Bitcoin and other legitimate cryptocurrencies use blockchain, which is a digital ledger of transactions recorded using a cryptographic signature called a hash. Each block in a blockchain is a set of transactions. Every time a new transaction happens on the blockchain, it is recorded in every participant’s ledger.

Think of it like this – a block has 10 transactions on it. A new transaction is added to this block. The record of this new transaction is added to every participant and the entire chain of blocks, i.e., the blockchain.

What does this mean?

It means that with every transaction added, the blockchain becomes more and more secure. If someone with bad intent wanted to mess with one entry, they would have to do it across the entire blockchain; otherwise, the blockchain will not accept the action.

Five reasons why Bitcoin is not a Ponzi scheme

    1. Ponzi schemes emphasize recruiting new investors because they need new investors’ money to pay off older ones. Bitcoin, on the other hand, does not recruit at all. Bitcoin mining, whereby miners earn Bitcoin by verifying blockchain transactions, is voluntary and is extremely expensive to do.
    2. No Ponzi scheme has an underlying genuine product or service. Bitcoin is hard-won. The blockchain is where you mine, and you earn.
    3. Ponzi schemes promise high returns because they have to. Only this carrot can attract new investors. Bitcoin does not guarantee high returns; it follows the basic demand-supply dynamic of the market. It could be that your Bitcoin will be worth a lot in a short time period, but there is no promise or guarantee. The market decides its value, pure and simple.
    4. Passive income is a great attraction touted by Ponzi schemes. All you have to do is bring in three to six investors, and you start earning when those people earn. You sit back and rake in the moolah. With Bitcoin, there is no such thing as passive income. You may hold on to your Bitcoin and watch it grow in value as per market movements, but you have no control over its value.
    5. If you have been part of a Ponzi scheme, you will know this: the commission structure is never clear to you. It is not a bug but a feature of the scheme. It is made purposefully dense so that you either give up explaining it to your friends or you bring in the “expert,” i.e., the Ponzi artist, who will use a lot of fancy words to say precisely nothing. But, Bitcoin doesn’t do commissions. It is a peer-to-peer electronic cash system that gets more and more secure as more and more transactions happen on the blockchain.

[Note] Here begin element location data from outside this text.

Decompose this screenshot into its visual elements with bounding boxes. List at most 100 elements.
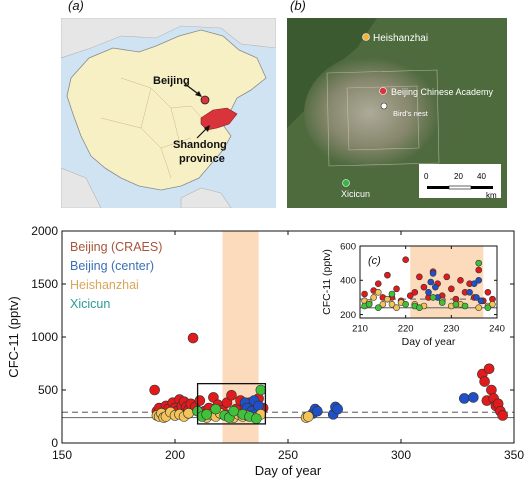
- inset-point-beijing-craes--3: [374, 280, 382, 288]
- main-ytick-label-3: 1500: [31, 277, 58, 291]
- inset-point-beijing-craes--7: [393, 285, 400, 293]
- china-map: Beijing Shandong province: [61, 18, 276, 208]
- inset-ytick-label-1: 400: [340, 276, 356, 287]
- inset-panel-label: (c): [368, 255, 381, 267]
- inset-xtick-label-3: 240: [489, 324, 505, 335]
- inset-point-xicicun-4: [402, 300, 409, 308]
- site-xicicun-label: Xicicun: [341, 189, 370, 199]
- inset-point-beijing-craes--18: [443, 273, 451, 281]
- main-point-xicicun-3: [210, 403, 221, 415]
- main-point-beijing-center--12: [332, 403, 344, 415]
- main-ytick-label-1: 500: [38, 383, 58, 397]
- inset-point-beijing-craes--11: [411, 288, 419, 296]
- main-xtick-label-2: 250: [278, 448, 298, 462]
- inset-point-beijing-center--1: [427, 278, 435, 286]
- scale-bar-segment-1: [427, 186, 449, 189]
- legend-entry-heishanzhai: Heishanzhai: [70, 278, 139, 292]
- inset-point-beijing-craes--5: [384, 271, 391, 279]
- main-point-beijing-center--13: [458, 393, 470, 404]
- main-point-beijing-center--9: [312, 405, 323, 417]
- beijing-marker: [200, 95, 210, 105]
- inset-point-beijing-center--6: [470, 280, 478, 288]
- inset-xlabel: Day of year: [402, 336, 456, 348]
- inset-point-xicicun-3: [388, 290, 396, 298]
- legend-entry-beijing-center-: Beijing (center): [70, 259, 154, 273]
- inset-point-xicicun-11: [475, 259, 483, 267]
- main-point-beijing-craes--43: [497, 410, 509, 421]
- main-point-xicicun-9: [251, 413, 262, 424]
- main-xtick-label-1: 200: [165, 448, 185, 462]
- inset-point-heishanzhai-3: [374, 288, 382, 296]
- inset-point-beijing-craes--9: [402, 256, 409, 264]
- legend-entry-xicicun: Xicicun: [70, 297, 110, 311]
- inset-point-xicicun-10: [461, 302, 469, 310]
- main-point-beijing-craes--37: [483, 363, 495, 375]
- site-birds-nest-label: Bird's nest: [393, 109, 429, 118]
- inset-point-beijing-center--3: [432, 283, 439, 291]
- inset-point-xicicun-8: [438, 299, 446, 306]
- inset-point-beijing-craes--12: [416, 273, 423, 281]
- shandong-label: Shandong province: [173, 139, 230, 165]
- inset-point-heishanzhai-4: [379, 300, 387, 308]
- inset-point-beijing-craes--27: [484, 288, 492, 296]
- inset-point-beijing-craes--19: [448, 285, 455, 293]
- panel-b-label: (b): [290, 0, 306, 13]
- inset-frame: [359, 245, 498, 319]
- scale-bar: 0 20 40 km: [419, 164, 501, 200]
- main-ylabel: CFC-11 (pptv): [6, 296, 21, 377]
- main-point-beijing-craes--17: [187, 332, 199, 344]
- site-xicicun-marker: [342, 179, 350, 187]
- main-point-beijing-center--14: [468, 392, 479, 403]
- inset-point-xicicun-7: [429, 294, 437, 301]
- scale-label-0: 0: [424, 172, 429, 181]
- inset-point-beijing-craes--10: [406, 292, 414, 300]
- inset-point-beijing-center--7: [473, 294, 480, 301]
- inset-point-beijing-center--5: [466, 288, 473, 296]
- inset-point-heishanzhai-6: [388, 300, 396, 308]
- inset-point-heishanzhai-7: [393, 304, 400, 312]
- shandong-province: [200, 107, 238, 131]
- inset-xtick-label-0: 210: [352, 324, 368, 335]
- inset-point-xicicun-12: [484, 304, 492, 312]
- inset-point-heishanzhai-16: [489, 300, 496, 308]
- main-xtick-label-4: 350: [504, 448, 524, 462]
- satellite-map: Heishanzhai Beijing Chinese Academy Bird…: [287, 18, 507, 208]
- scale-label-20: 20: [454, 172, 463, 181]
- inset-point-beijing-craes--13: [420, 283, 428, 291]
- scale-bar-background: [419, 164, 501, 198]
- neighbor-land: [61, 18, 276, 208]
- province-boundaries: [100, 77, 212, 179]
- inset-point-xicicun-6: [416, 304, 423, 312]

Has there been any cryptocurrency that has actually been a Ponzi scheme?

Unfortunately, the answer is yes. 

OneCoin, a supposed cryptocurrency founded in 2014, was indeed a Ponzi scheme. It promised investors tokens that could be used to mine OneCoin from a supposed total of 120 billion.

Investors won these tokens selling educational products (most of which were heavily plagiarized) to other investors, and so on. But, little did they know that OneCoin was not on any blockchain.

Bottom Line

Bitcoin and blockchain technology promise to be a huge part of commerce and economics in the coming years. Cryptocurrencies like Bitcoin and the Ethereum blockchain-based Ether are taking on the role of wealth storage. Thus, supplanting currencies like the US dollar.

Bitcoin is very attractive to high-value purchases like art or real estate as a secure form of currency. Its blockchain foundation provides for ownership rights and clarity. We are looking at just the start of the crypto revolution. Bring it on!

P.S: KuberVerse is an educational initiative. Anything expressed here directly or indirectly is not investment advice. And we ask you to do your own research before investing.